Think, Eat, Be Healthy

Tables – A Kitchen Story

This post is the first of a new category: stories about the kitchen. It is also the first guest post to appear on ThinkEatBeHealthy.com, written by fellow professional chef and Culinary Institute of America graduate Heidi A. Jurka.  I hope you enjoy this chef’s view of the common table!

Tables

A kitchen table

A kitchen work table

Tables are my pallet, my canvas, my muse. As a chef, they are essential to my profession and a lousy, broken one can ruin your day. I have worked on countless tables of various descriptions in all kinds of environments. There are tiny, dainty, spindly legged tables wedged into pastry kitchen corners, or just an old door plopped on creaky wooden sawhorses, outside, used for a massive open flame BBQ. Each one will affect your mood and outlook for the day and task.
Stainless steel tables are the good, sturdy, clean-slate workhorses in the busy, hot kitchen. They are tough, often loaded with cutting boards pounded and hacked upon to prepare large, heavy joints of meat. Steel tables are also used to a good scorching, relentlessly jammed up against roaring ovens. Burning hot, overloaded roasting pans and huge stock pots are routinely and brashly slammed down upon them. Stainless tables will stand up to a lot of weight and careless roughhousing. Yet they also show off a row of bright white plates cradling delicate salad greens to advantage, the perfect backdrop to accentuate crisp, colorful vegetables and fanciful garnishes.  Stainless steel tables welcome all and beckon cheerfully with their bright, shiny, smooth surfaces, full of anticipation for unlimited culinary possibilities.
Butcher block wood tables are soft and hard at the same time. Tattooed by wear and often very heavy, they hide old secret family recipes and stories in their dark stains, deep grooves and scarring burns. Though firm and sturdy to the knife, wood gives when you chop on it and doesn’t dull the blade. With their brown skins, soft weathered shoulders and bulky figures, wood tables feel alive and maternal. They forgive the clumsy cook with poor knife skills who endlessly jabs them like an unruly child… Memories of culinary triumphs are savored, etched in the wood. Kitchen catastrophes receive safe harbor. Butcher block wood tables know how to keep a secret, they have seen it all.

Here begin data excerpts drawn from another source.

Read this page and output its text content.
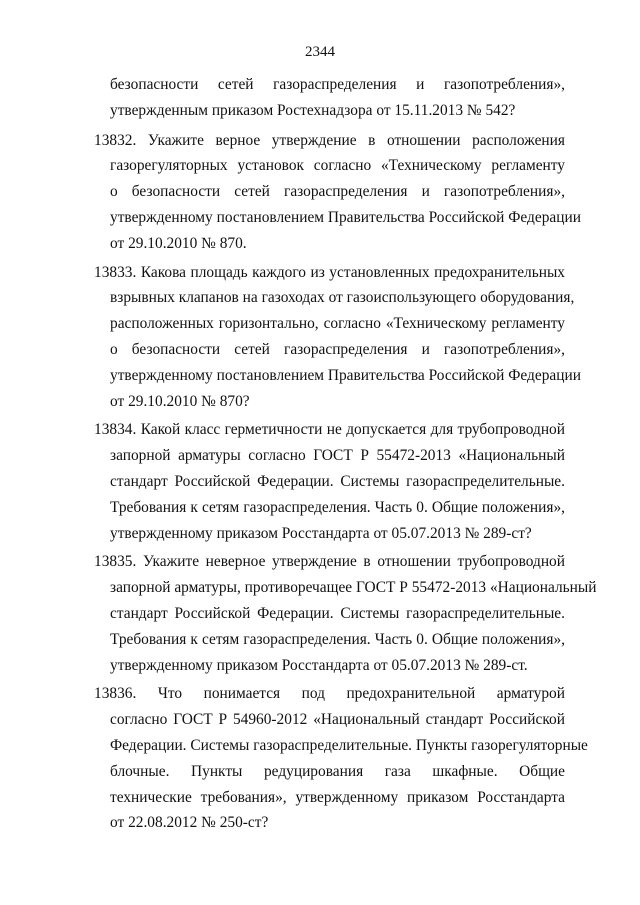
2344
безопасности сетей газораспределения и газопотребления»,
утвержденным приказом Ростехнадзора от 15.11.2013 № 542?
13832. Укажите верное утверждение в отношении расположения
газорегуляторных установок согласно «Техническому регламенту
о безопасности сетей газораспределения и газопотребления»,
утвержденному постановлением Правительства Российской Федерации
от 29.10.2010 № 870.
13833. Какова площадь каждого из установленных предохранительных
взрывных клапанов на газоходах от газоиспользующего оборудования,
расположенных горизонтально, согласно «Техническому регламенту
о безопасности сетей газораспределения и газопотребления»,
утвержденному постановлением Правительства Российской Федерации
от 29.10.2010 № 870?
13834. Какой класс герметичности не допускается для трубопроводной
запорной арматуры согласно ГОСТ Р 55472-2013 «Национальный
стандарт Российской Федерации. Системы газораспределительные.
Требования к сетям газораспределения. Часть 0. Общие положения»,
утвержденному приказом Росстандарта от 05.07.2013 № 289-ст?
13835. Укажите неверное утверждение в отношении трубопроводной
запорной арматуры, противоречащее ГОСТ Р 55472-2013 «Национальный
стандарт Российской Федерации. Системы газораспределительные.
Требования к сетям газораспределения. Часть 0. Общие положения»,
утвержденному приказом Росстандарта от 05.07.2013 № 289-ст.
13836. Что понимается под предохранительной арматурой
согласно ГОСТ Р 54960-2012 «Национальный стандарт Российской
Федерации. Системы газораспределительные. Пункты газорегуляторные
блочные. Пункты редуцирования газа шкафные. Общие
технические требования», утвержденному приказом Росстандарта
от 22.08.2012 № 250-ст?
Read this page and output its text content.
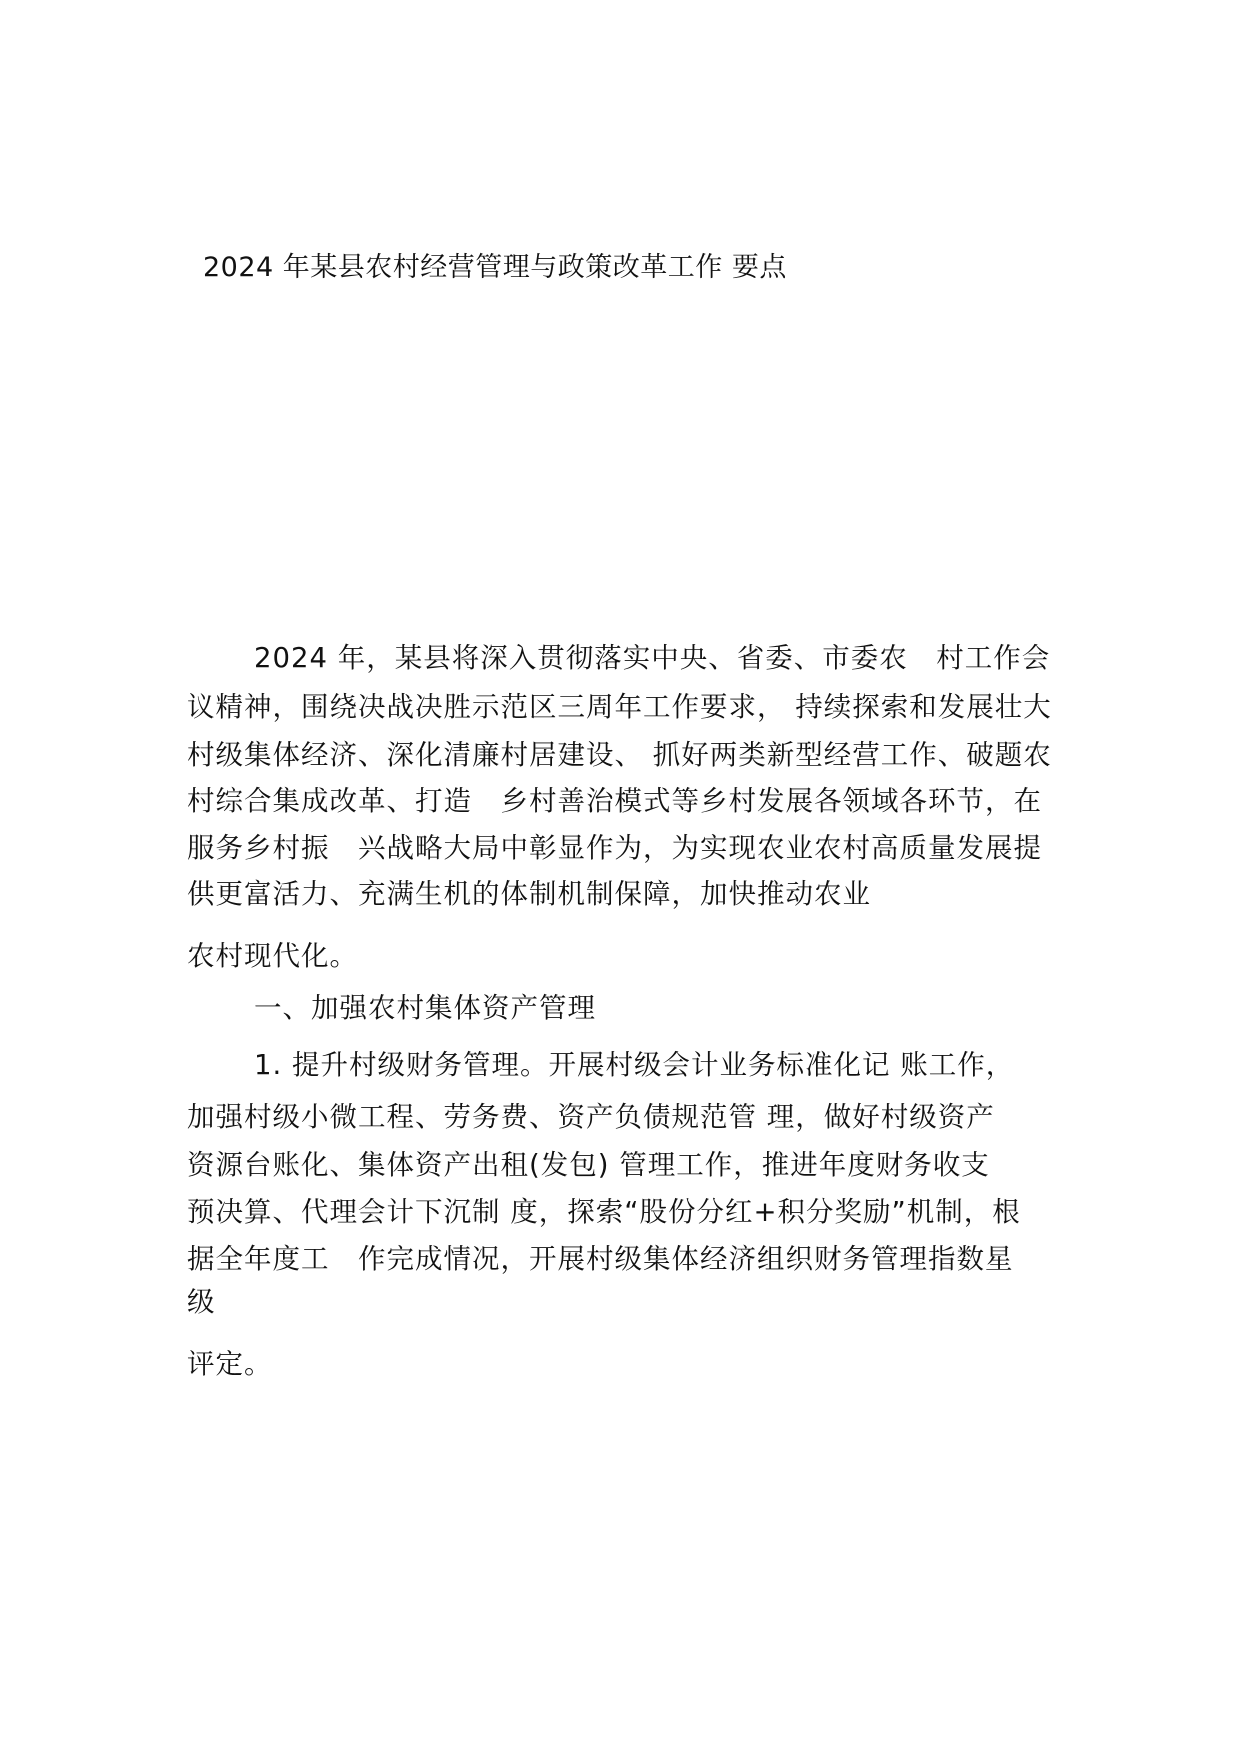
2024 年某县农村经营管理与政策改革工作 要点
2024 年，某县将深入贯彻落实中央、省委、市委农　村工作会
议精神，围绕决战决胜示范区三周年工作要求， 持续探索和发展壮大
村级集体经济、深化清廉村居建设、 抓好两类新型经营工作、破题农
村综合集成改革、打造　乡村善治模式等乡村发展各领域各环节，在
服务乡村振　兴战略大局中彰显作为，为实现农业农村高质量发展提
供更富活力、充满生机的体制机制保障，加快推动农业
农村现代化。
一、加强农村集体资产管理
1. 提升村级财务管理。开展村级会计业务标准化记 账工作，
加强村级小微工程、劳务费、资产负债规范管 理，做好村级资产
资源台账化、集体资产出租(发包) 管理工作，推进年度财务收支
预决算、代理会计下沉制 度，探索“股份分红+积分奖励”机制，根
据全年度工　作完成情况，开展村级集体经济组织财务管理指数星
级
评定。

Making sandwiches at an outdoor table

Making sandwiches at an outdoor table

A cool, white marble table top excites the senses. It is for candy making, chocolate, bread dough and cookies. It’s ready for Fun! Sugar and spice and everything-irresistibly delicious..It makes you think about Christmas, Thanksgiving, and your mouth will salivate while working on it. The deep, tantalizing fragrances of cinnamon and exotic Madagascar vanilla beans stimulate childhood memories. Pans of luscious pecan sticky rolls and delicately scented chocolate-lavender truffles tease the imagination.  The smell of caramelizing sugar speeds up your pulse, anticipating the movement as dangerous molten sugar  spreads out across the cold marble top before you. You work it quickly but carefully before the marble cools the candy down. Cellular memories of nasty, deep, sugar burns from the past keep you well focused on your task. Yeast, sugar and flour can create magic, a living organism, which breathes as it lies on the marble, clothed and tamed before you beneath a dusting of flour.
When you encounter a new workspace, and a new table, it feels like a collaboration. You work together to produce the food sometimes in tight, hot, restrictive spaces, and always on a deadline. Your table is your steed and often you must ride it hard and long on a busy day. It is with real satisfaction that you soap it down and wipe it clean, sanitized at the end of your shift. You walk away, leaving the table behind. But it waits… For the next shift, the next chef, to bring food to life upon its surface.